Baca berita tanpa iklan. Gabung Kompas.com+

Membasahi Lahan Gambut, Bercocok Tanam hingga Beternak, Cara Suku Anak Dalam Jambi Cegah Kebakaran Berulang

Kompas.com - 09/11/2022, 12:45 WIB
Suwandi,
Aprillia Ika

Tim Redaksi

JAMBI, KOMPAS.com - Kebakaran hebat 2015 silam telah melumpuhkan ekonomi dan menyisakan trauma mendalam terhadap masyarakat di pinggir hutan, termasuk kelompok minoritas Suku Anak Dalam (SAD) di Desa Muara Medak, Kecamatan Bayung Lencir, Kabupaten Musi Banyuasin, Provinsi Sumatera Selatan.

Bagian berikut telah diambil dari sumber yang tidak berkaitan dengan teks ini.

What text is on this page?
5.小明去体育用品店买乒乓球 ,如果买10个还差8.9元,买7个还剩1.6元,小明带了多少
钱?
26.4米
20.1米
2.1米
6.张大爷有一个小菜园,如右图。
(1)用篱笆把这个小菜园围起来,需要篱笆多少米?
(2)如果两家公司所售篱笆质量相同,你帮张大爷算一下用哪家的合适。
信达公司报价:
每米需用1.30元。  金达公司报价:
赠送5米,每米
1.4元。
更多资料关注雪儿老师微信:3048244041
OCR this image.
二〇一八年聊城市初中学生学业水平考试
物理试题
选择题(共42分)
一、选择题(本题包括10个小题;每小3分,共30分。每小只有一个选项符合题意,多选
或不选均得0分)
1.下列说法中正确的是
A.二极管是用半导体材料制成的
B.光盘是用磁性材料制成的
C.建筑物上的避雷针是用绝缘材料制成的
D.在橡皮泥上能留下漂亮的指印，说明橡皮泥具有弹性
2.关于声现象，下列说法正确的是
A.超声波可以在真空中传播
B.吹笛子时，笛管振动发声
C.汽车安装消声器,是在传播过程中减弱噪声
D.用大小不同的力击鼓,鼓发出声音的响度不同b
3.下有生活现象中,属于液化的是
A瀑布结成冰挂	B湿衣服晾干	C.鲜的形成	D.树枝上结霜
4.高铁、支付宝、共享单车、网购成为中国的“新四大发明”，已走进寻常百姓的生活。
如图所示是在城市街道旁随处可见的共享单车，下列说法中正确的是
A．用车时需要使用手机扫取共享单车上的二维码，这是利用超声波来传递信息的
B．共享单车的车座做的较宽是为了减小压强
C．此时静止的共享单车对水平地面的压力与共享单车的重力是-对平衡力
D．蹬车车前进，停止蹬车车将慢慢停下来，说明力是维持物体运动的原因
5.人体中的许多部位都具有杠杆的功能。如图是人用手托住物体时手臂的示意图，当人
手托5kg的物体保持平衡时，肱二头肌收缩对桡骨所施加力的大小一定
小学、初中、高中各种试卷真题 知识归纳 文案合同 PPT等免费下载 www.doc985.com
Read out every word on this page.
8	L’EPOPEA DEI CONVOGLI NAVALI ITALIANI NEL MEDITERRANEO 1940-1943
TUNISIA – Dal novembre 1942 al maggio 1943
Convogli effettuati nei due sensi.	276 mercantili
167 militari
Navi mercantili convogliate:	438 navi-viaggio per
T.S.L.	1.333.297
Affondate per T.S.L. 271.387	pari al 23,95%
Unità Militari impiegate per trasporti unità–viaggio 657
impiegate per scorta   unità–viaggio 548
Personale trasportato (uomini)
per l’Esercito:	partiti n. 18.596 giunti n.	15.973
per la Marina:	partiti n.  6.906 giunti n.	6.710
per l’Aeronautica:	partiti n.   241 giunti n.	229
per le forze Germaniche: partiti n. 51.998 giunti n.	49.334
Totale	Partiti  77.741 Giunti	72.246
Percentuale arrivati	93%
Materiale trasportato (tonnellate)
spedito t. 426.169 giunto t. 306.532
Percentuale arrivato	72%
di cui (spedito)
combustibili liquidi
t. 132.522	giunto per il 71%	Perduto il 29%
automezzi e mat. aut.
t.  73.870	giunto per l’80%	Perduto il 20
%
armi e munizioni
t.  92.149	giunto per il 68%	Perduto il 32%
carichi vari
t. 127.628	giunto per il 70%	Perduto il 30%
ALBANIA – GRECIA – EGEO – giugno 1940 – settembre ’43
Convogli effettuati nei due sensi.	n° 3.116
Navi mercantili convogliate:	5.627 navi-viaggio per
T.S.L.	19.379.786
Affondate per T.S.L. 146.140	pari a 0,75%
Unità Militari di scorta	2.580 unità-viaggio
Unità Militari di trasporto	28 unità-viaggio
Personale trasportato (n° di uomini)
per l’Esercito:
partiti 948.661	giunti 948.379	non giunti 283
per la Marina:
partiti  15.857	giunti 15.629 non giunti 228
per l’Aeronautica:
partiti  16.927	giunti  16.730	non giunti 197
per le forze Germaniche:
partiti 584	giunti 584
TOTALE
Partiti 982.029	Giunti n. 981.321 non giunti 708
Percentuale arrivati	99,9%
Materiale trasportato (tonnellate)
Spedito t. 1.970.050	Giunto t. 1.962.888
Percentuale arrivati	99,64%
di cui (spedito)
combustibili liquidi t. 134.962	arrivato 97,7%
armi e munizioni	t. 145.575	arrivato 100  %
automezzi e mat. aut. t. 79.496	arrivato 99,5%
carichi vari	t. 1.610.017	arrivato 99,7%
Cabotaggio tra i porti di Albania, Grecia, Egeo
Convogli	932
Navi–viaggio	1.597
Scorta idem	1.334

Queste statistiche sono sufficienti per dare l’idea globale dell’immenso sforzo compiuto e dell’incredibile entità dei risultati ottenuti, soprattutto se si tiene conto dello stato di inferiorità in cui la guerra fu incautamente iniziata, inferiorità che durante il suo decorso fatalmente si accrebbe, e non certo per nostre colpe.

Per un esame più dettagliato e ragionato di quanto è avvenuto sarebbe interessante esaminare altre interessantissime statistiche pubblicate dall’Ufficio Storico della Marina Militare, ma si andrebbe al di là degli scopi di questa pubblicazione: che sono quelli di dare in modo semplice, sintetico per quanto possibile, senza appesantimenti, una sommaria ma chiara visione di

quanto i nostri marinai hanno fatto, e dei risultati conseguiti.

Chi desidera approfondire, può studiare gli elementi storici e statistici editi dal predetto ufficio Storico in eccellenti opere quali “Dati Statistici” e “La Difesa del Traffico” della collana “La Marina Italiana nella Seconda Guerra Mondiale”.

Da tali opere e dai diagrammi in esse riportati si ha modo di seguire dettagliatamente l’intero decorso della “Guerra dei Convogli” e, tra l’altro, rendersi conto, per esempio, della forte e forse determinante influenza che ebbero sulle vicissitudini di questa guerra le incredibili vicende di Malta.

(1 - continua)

Pascakebakaran, keadaan hutan dan lahan gambut di Muara Medak, tak lagi mampu menopang kehidupan kelompok Suku Anak Dalam untuk hidup nomaden.

Sehingga pada 2018, Pertamina Hulu Energi (PHE) Jambi Merang membuat rumah layak huni untuk mereka. Bahkan tidak hanya papan (tempat tinggal) program pemberdayaan dari perusahaan plat merah ini juga menyentuh peningkatan ekonomi dan pendidikan anak-anak Suku Anak Dalam.

"Kini kami tidak lagi berpindah-pindah (nomaden) karena sudah dibuatkan rumah oleh Pertamina. Kami juga, secara bertahap dibina untuk memperbaiki ekosistem lahan gambut, yang menjadi 'rumah' bagi kami," kata Usman, warga Suku Anak Dalam Desa Muara Medak, Selasa (8/11/2022).

Ia mengatakan tidak hanya rumah, Pertamina juga membantu anak-anak Suku Anak Dalam untuk mengakses pendidikan. Sudah banyak anak-anak yang kini menempuh pendidikan di sekolah formal.

Baca juga: Pakai PLTS, Kelompok Ibu-ibu Ini Bangun Kebun Hidroponik untuk Kebutuhan Sayur di Jambi

Mendorong perekonomian Suku Anak Dalam

Selanjutnya mendorong peningkatan ekonomi dengan menanam pinang, nanas dan jelutung di lahan gambut. Tanaman ini tidak rakus air, sehingga tidak merusak hutan di lahan gambut. Sebaliknya, merawat lahan-lahan tidur pascakebakaran agar kembali hijau.

Untuk meningkatkan ekonomi, kata Usman bersama gabungan kelompok tani (Gapoktan) Berkah Hijau Lestari, seluruh warga SAD mendapatkan hak untuk mengelola lahan seluas 3.500 hektar dengan skema perhutanan sosial.

Usman bersama Gapoktan Berkah Hijau Lestari menanam jelutung, pinang dan nanas di lahan perhutanan sosial tersebut. Dia menyadari menanam tanaman yang rakus air di lahan gambut akan mendatangkan bencana.

"Kami sudah trauma dengan kebakaran. Napas sesak karena kabut asap di mana-mana. Sulit mendapatkan air bersih, karena kekeringan. Padahal tempat kami ini, tempatnya air," cerita Usman.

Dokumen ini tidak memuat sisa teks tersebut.